Il fit une courbette à Mamie, avant de poursuivre :

— Je ne suis pas de cet avis, mais la Cour Dorée perçoit votre autre petite-fille comme un monstre, et Merry à peine mieux en raison de son apparence humaine. Ils semblent juger aussi durement sa taille et ses rondeurs que le visage de Cair.

— Ce n’sont qu’des vaniteux, ces maudits Seelies ! vitupéra Mamie. J’ai vécu parmi eux pas mal d’années, mariée à l’un d’leurs princes, mais jamais y z’ont pu m’pardonner d’avoir l’air aussi Farfadet. J’pense qu’si j’avais eu l’air plus humain comme mon père, ils m’auraient davantage acceptée, mais l’sang d’Farfadet l’emporte sur celui humain, non, et ça y pouvaient pas voir au-d’là !

— Tes jumelles sont toutes deux jolies, et à part les cheveux et la couleur des yeux, elles pourraient passer pour des Sidhes, lui mentionna Doyle.

— Ce n’est l’cas d’aucune d’mes p’tites-filles, répliqua Mamie.

— Il est vrai, reconnut-il.

— Quelqu’un trouve-t-il intéressant que tous les pères sauf moi soient de sang mêlé ? s’enquit Rhys.
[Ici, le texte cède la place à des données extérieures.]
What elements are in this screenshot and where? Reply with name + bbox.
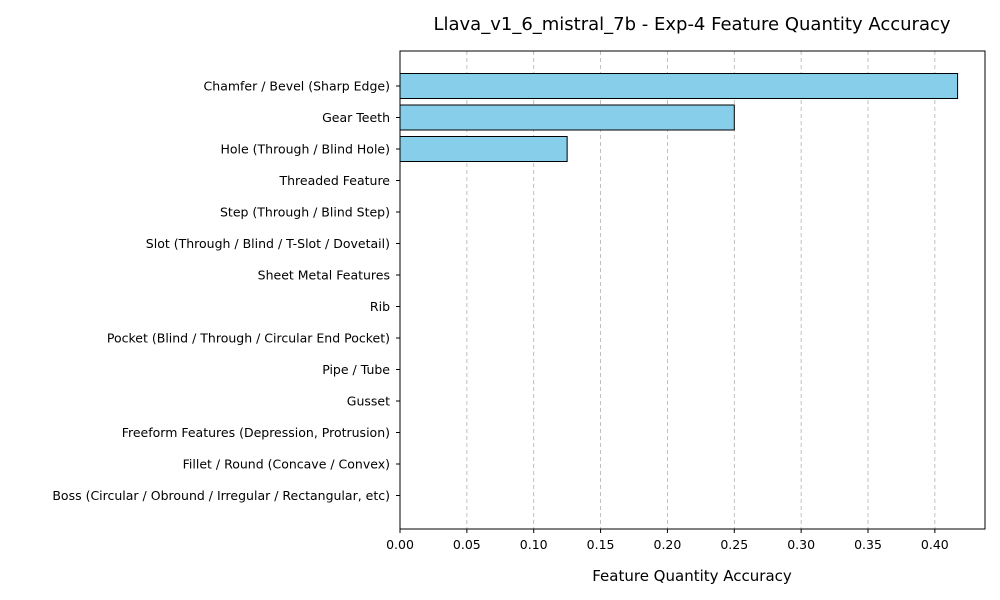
x-tick-label: 0.40 xyxy=(921,537,949,552)
x-axis-ticks: 0.00 0.05 0.10 0.15 0.20 0.25 0.30 0.35 0.40 xyxy=(386,529,949,552)
x-axis-label: Feature Quantity Accuracy xyxy=(592,567,792,585)
x-tick-label: 0.15 xyxy=(587,537,615,552)
y-category-label: Pipe / Tube xyxy=(322,362,390,377)
y-axis-labels: Chamfer / Bevel (Sharp Edge) Gear Teeth Ho… xyxy=(52,79,400,503)
x-tick-label: 0.05 xyxy=(453,537,481,552)
bar xyxy=(399,136,568,162)
y-category-label: Boss (Circular / Obround / Irregular / R… xyxy=(52,488,390,503)
y-category-label: Gear Teeth xyxy=(322,110,390,125)
x-tick-label: 0.10 xyxy=(520,537,548,552)
x-tick-label: 0.25 xyxy=(720,537,748,552)
grid-lines xyxy=(466,51,936,529)
y-category-label: Hole (Through / Blind Hole) xyxy=(220,142,390,157)
y-category-label: Rib xyxy=(370,299,390,314)
y-category-label: Sheet Metal Features xyxy=(258,268,390,283)
chart-title: Llava_v1_6_mistral_7b - Exp-4 Feature Qu… xyxy=(433,14,950,35)
x-tick-label: 0.35 xyxy=(854,537,882,552)
plot-frame xyxy=(399,50,986,530)
y-category-label: Fillet / Round (Concave / Convex) xyxy=(183,457,390,472)
y-category-label: Threaded Feature xyxy=(278,173,390,188)
x-tick-label: 0.30 xyxy=(787,537,815,552)
y-category-label: Pocket (Blind / Through / Circular End P… xyxy=(107,331,390,346)
bars xyxy=(399,73,959,162)
y-category-label: Gusset xyxy=(347,394,390,409)
bar xyxy=(399,73,959,99)
y-category-label: Step (Through / Blind Step) xyxy=(220,205,390,220)
x-tick-label: 0.00 xyxy=(386,537,414,552)
x-tick-label: 0.20 xyxy=(654,537,682,552)
y-category-label: Freeform Features (Depression, Protrusio… xyxy=(122,425,390,440)
bar xyxy=(399,104,735,131)
y-category-label: Chamfer / Bevel (Sharp Edge) xyxy=(204,79,390,94)
y-category-label: Slot (Through / Blind / T-Slot / Dovetai… xyxy=(146,236,390,251)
Il tenait toujours le fil scintillant loin de lui. Qu’allions-nous donc en faire ?

— Qui s’ressemble s’assemble ! déclama Mamie.

— Certains nobles Seelies ont dit que si je pouvais aider un couple de sang pur à concevoir un enfant, ils seraient bien plus nombreux à se rallier à moi que les deux Cours, dis-je, alors que d’autres affirment que seuls les sang-mêlé peuvent procréer grâce à mon pouvoir, mon sang n’étant pas assez pur.
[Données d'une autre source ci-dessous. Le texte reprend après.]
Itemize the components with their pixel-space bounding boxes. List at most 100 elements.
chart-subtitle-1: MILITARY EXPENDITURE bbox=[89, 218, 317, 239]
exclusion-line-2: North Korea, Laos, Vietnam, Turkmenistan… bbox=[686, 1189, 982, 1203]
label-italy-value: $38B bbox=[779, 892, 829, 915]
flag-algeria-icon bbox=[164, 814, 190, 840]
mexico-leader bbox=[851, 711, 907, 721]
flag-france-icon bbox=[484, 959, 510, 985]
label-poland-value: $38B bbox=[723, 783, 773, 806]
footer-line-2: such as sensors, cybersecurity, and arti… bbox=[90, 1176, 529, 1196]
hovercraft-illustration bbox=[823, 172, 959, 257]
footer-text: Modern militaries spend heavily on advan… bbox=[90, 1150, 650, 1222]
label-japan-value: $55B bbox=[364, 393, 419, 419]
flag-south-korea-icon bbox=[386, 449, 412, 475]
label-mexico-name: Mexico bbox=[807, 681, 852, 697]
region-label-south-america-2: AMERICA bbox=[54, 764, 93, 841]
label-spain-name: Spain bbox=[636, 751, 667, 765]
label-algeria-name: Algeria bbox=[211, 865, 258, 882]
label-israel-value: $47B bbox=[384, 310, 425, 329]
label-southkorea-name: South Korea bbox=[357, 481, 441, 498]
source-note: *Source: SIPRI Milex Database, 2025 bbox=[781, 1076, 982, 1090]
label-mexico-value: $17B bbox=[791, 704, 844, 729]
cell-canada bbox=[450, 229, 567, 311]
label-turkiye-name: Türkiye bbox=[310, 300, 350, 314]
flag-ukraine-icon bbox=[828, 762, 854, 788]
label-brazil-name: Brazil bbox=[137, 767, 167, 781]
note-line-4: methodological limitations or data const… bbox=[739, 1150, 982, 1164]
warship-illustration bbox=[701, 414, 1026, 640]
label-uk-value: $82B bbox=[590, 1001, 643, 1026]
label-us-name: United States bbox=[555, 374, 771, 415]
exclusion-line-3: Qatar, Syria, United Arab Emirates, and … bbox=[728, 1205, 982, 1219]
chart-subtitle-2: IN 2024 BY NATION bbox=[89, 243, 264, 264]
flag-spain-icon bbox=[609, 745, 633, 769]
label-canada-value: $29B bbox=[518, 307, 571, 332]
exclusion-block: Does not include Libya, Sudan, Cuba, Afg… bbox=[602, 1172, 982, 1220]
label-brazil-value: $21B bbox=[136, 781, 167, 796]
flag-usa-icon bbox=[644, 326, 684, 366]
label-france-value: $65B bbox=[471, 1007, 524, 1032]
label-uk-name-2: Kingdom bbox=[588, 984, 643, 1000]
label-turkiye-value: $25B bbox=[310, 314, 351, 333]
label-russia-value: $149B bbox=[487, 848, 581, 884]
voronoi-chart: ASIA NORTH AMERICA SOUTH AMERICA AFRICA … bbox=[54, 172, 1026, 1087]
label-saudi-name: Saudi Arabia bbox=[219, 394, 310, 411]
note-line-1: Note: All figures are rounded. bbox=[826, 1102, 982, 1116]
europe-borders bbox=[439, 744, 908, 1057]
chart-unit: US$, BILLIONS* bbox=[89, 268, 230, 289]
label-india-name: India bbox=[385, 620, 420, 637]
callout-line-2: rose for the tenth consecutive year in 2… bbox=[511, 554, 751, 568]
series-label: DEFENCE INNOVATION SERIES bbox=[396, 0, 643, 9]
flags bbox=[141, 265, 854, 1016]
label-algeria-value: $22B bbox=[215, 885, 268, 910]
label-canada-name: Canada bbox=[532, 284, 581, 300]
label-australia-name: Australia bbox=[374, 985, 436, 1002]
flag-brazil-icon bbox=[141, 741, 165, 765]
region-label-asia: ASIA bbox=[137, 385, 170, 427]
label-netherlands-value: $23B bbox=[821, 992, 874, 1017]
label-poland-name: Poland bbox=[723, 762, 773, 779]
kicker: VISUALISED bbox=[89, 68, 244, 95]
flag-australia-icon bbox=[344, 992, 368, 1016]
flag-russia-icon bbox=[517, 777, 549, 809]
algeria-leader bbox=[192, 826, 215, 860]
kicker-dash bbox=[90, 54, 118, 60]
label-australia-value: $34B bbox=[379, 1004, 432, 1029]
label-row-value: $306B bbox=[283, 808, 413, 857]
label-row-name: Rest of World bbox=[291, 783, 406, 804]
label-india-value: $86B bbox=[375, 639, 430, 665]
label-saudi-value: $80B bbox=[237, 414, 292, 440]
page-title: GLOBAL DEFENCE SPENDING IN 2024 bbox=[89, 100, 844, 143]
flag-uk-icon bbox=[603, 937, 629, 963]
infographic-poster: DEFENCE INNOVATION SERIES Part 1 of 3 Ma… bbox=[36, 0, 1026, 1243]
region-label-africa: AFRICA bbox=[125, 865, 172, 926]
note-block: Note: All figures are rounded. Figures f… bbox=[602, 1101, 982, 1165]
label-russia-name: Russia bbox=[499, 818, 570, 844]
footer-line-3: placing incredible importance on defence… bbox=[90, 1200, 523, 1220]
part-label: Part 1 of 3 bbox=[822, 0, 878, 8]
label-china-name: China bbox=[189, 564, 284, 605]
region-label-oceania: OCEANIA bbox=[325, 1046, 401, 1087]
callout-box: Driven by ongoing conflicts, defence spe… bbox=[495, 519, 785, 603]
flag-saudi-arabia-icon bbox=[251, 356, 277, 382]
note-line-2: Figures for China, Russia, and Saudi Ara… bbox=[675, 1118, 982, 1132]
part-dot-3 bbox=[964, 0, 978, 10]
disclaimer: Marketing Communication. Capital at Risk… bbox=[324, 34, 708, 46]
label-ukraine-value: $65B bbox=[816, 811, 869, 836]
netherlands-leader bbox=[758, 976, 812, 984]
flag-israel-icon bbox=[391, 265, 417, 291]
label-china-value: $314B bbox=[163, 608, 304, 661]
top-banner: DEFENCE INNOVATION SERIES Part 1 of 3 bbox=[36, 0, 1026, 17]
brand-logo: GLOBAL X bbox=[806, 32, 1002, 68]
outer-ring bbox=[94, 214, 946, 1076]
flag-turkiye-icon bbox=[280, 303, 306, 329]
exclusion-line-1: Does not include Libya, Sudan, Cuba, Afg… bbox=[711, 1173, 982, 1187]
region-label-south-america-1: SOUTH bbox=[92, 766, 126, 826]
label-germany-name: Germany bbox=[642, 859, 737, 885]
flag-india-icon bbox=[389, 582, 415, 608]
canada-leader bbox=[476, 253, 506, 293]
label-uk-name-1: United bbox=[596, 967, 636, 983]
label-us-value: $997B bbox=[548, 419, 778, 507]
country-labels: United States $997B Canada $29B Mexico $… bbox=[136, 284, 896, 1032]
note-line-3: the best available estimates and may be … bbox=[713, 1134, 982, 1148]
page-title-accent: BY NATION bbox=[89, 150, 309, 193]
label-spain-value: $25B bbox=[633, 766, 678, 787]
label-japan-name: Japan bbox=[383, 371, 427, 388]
Doyle frotta du pouce contre les jointures de ma main, un geste de nervosité révélant qu’il se posait la même question. Était-ce dû à ce que venait de dire Mamie, « Qui se ressemble s’assemble » ? N’étais-je tout simplement pas assez Sidhe pour pouvoir aider ceux de sang pur ?

— Doyle, mais tu saignes ! dit alors Galen, qui s’était approché de lui pour venir lui toucher le dos, ses doigts à présent tachés d’écarlate.